Arabian Nights (a story of indeterminite length).
Posted: Fri Aug 01, 2008 3:41 am
July 31st. Anno Domini 2008. Day 507481.
Cordially, Dear Diary,
It's a hard thing, to burn a book. I've burned five great libraries of human knowledge in my lifetime. Destroying a book utterly is almost like taking a human life. A piece of it, at any rate. A segment of a human being's soul, over a period of perhaps a year, perhaps more.
Socrates' "good thing" goes up in smoke to kiss it's mother muse a fond goodbye. We are lessened. Something comes of it. A little time, a little comfort of ignorance.
Cursed I am beyond all men!
duo mali bear I: Infinitely prolonged life, the double 00.
Infinitely prolonged sanity. Al-Zifr, the nothing.
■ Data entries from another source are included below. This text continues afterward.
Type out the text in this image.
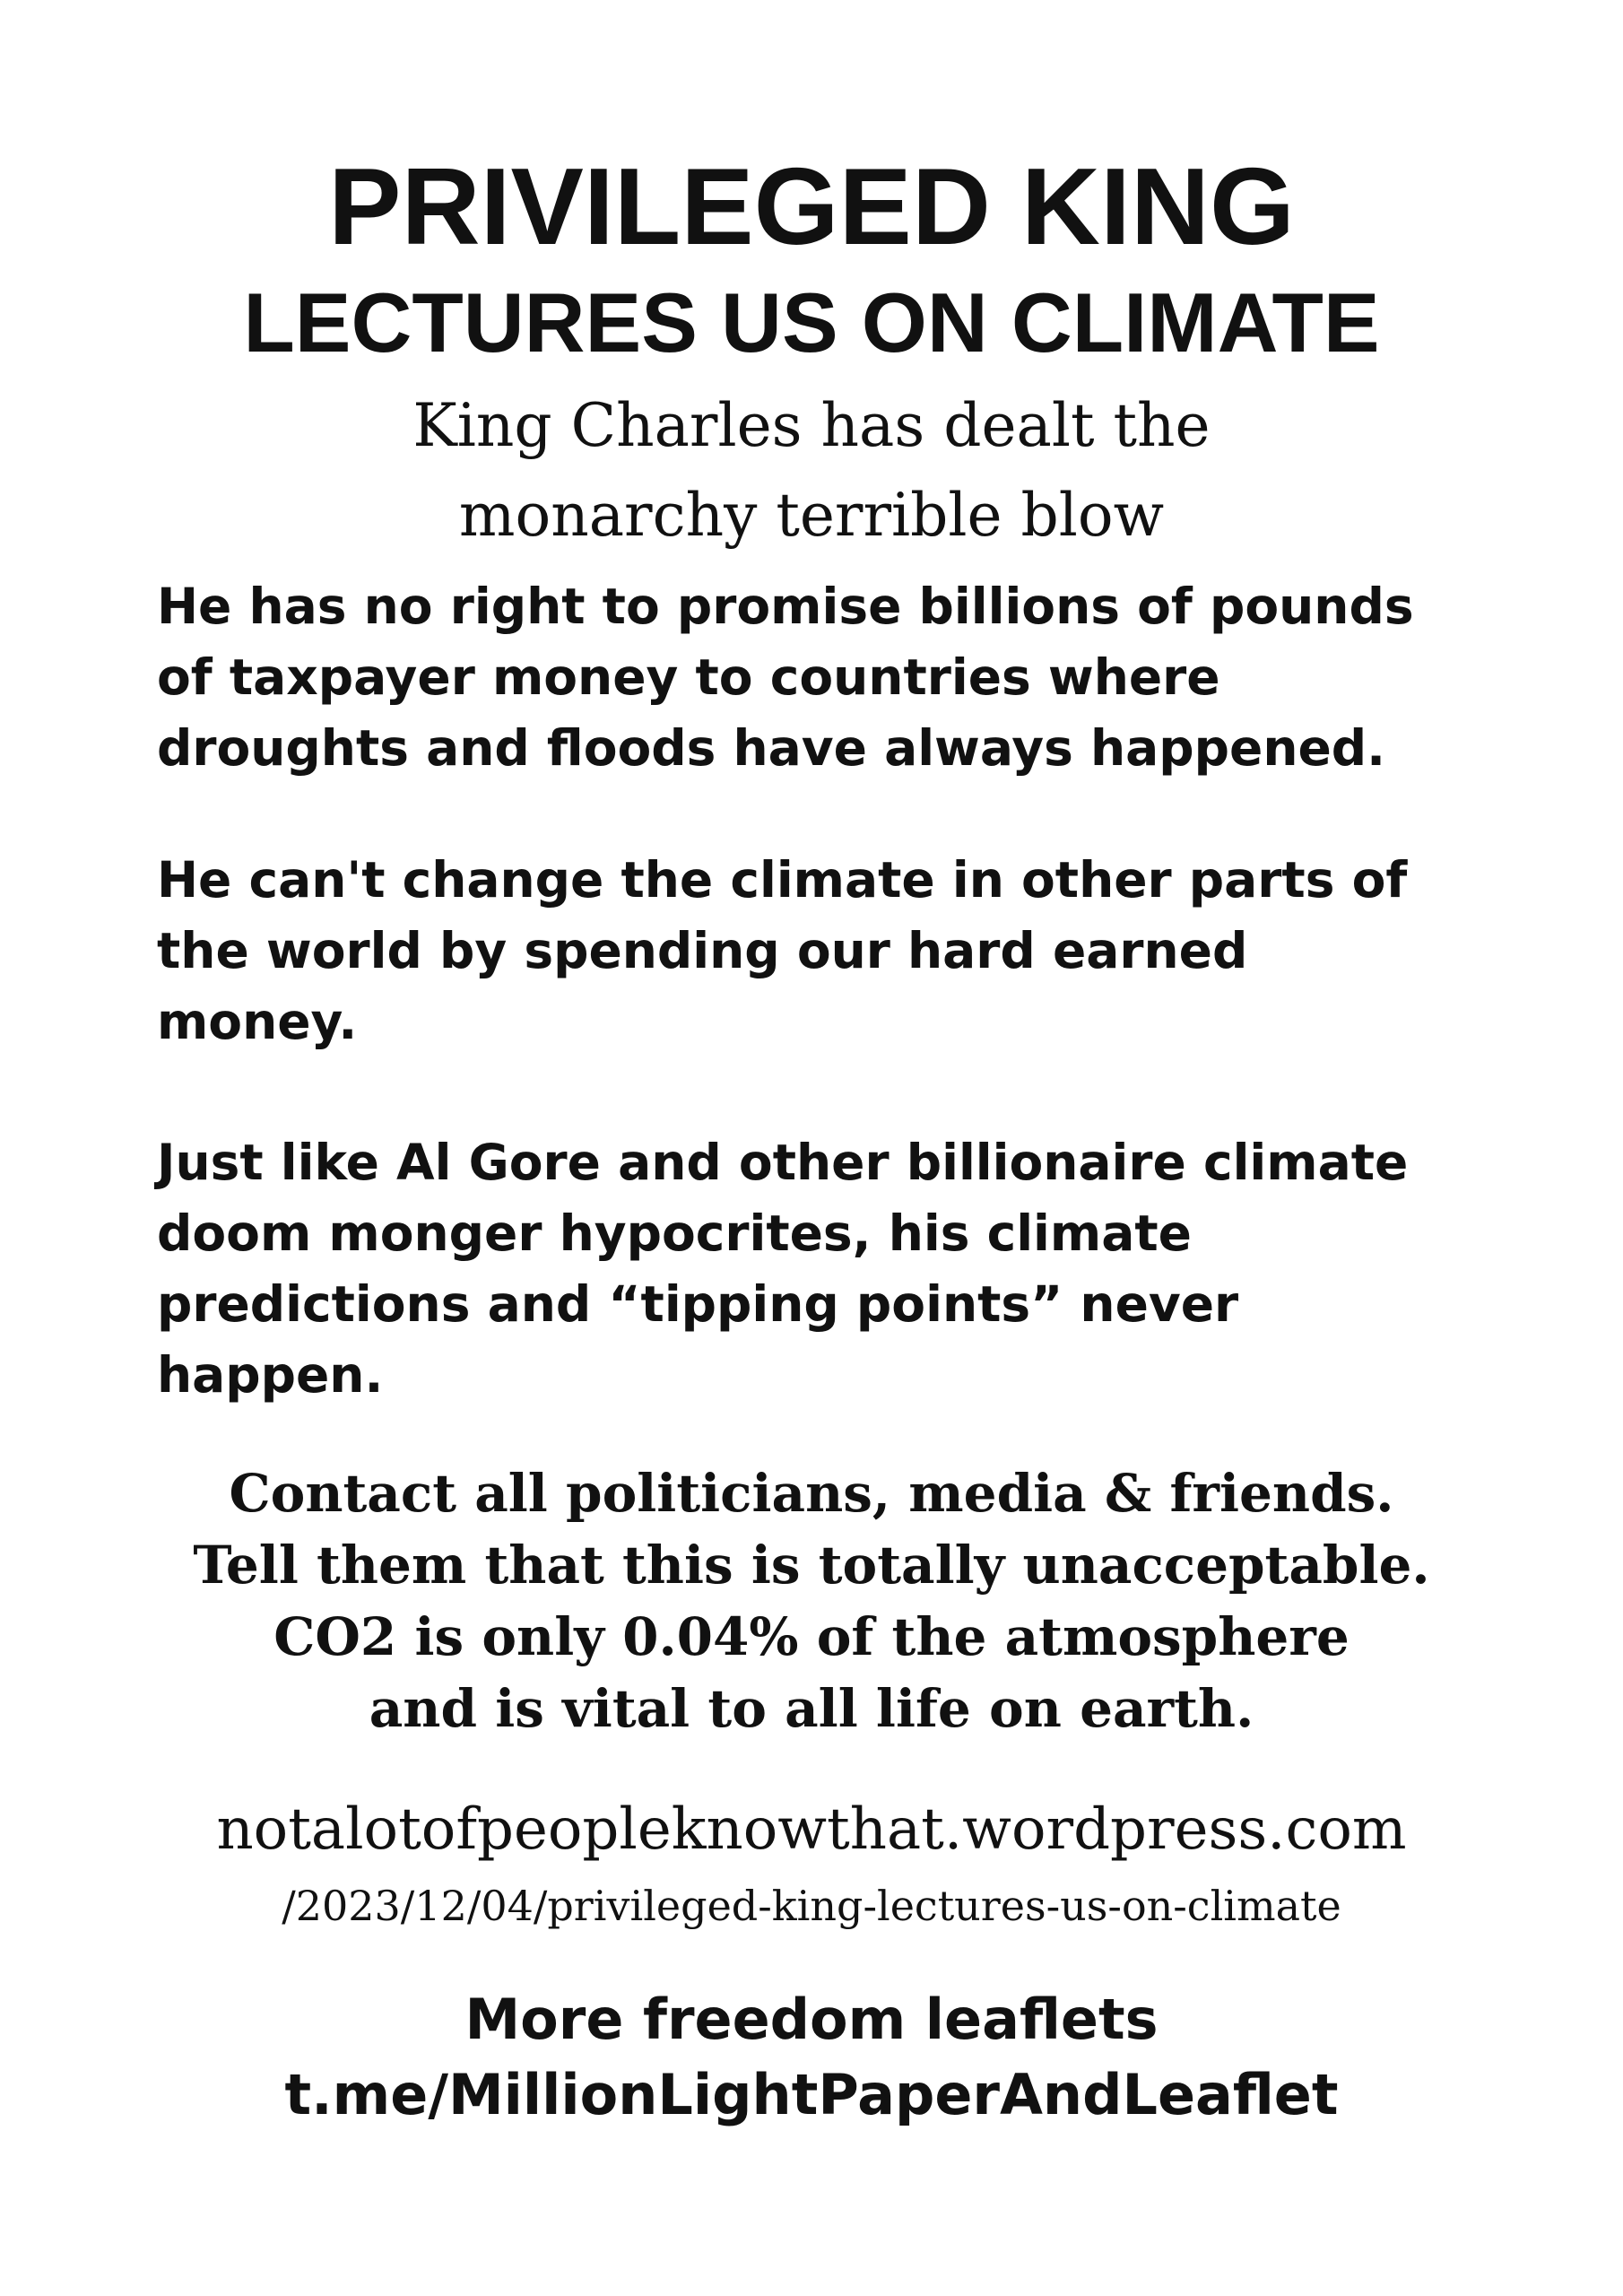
PRIVILEGED KING
LECTURES US ON CLIMATE
King Charles has dealt the
monarchy terrible blow

He has no right to promise billions of pounds
of taxpayer money to countries where
droughts and floods have always happened.

He can't change the climate in other parts of
the world by spending our hard earned
money.

Just like Al Gore and other billionaire climate
doom monger hypocrites, his climate
predictions and “tipping points” never
happen.

Contact all politicians, media & friends.
Tell them that this is totally unacceptable.
CO2 is only 0.04% of the atmosphere
and is vital to all life on earth.
notalotofpeopleknowthat.wordpress.com
/2023/12/04/privileged-king-lectures-us-on-climate
More freedom leaflets
t.me/MillionLightPaperAndLeaflet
Alpha and Omega? It serves as a metaphor, and the devil fears the servant.
I was born as a man, lived as a man, died thoroughly indeed, as a man. Am still in all my physical aspects, dimensions, needs and desires. Not, ofcourse, in every aspect...but el hombre entre hombres.
Am-as best this era can illuminate through scientifica, Psycho Logica-sane.
Why, diary?
Why a manu who hath ripped his own eyes from his pate at the sights of THEM.
Lived then, far after mort-death-todt, the final curtain lifted...to see again through brand new eyes.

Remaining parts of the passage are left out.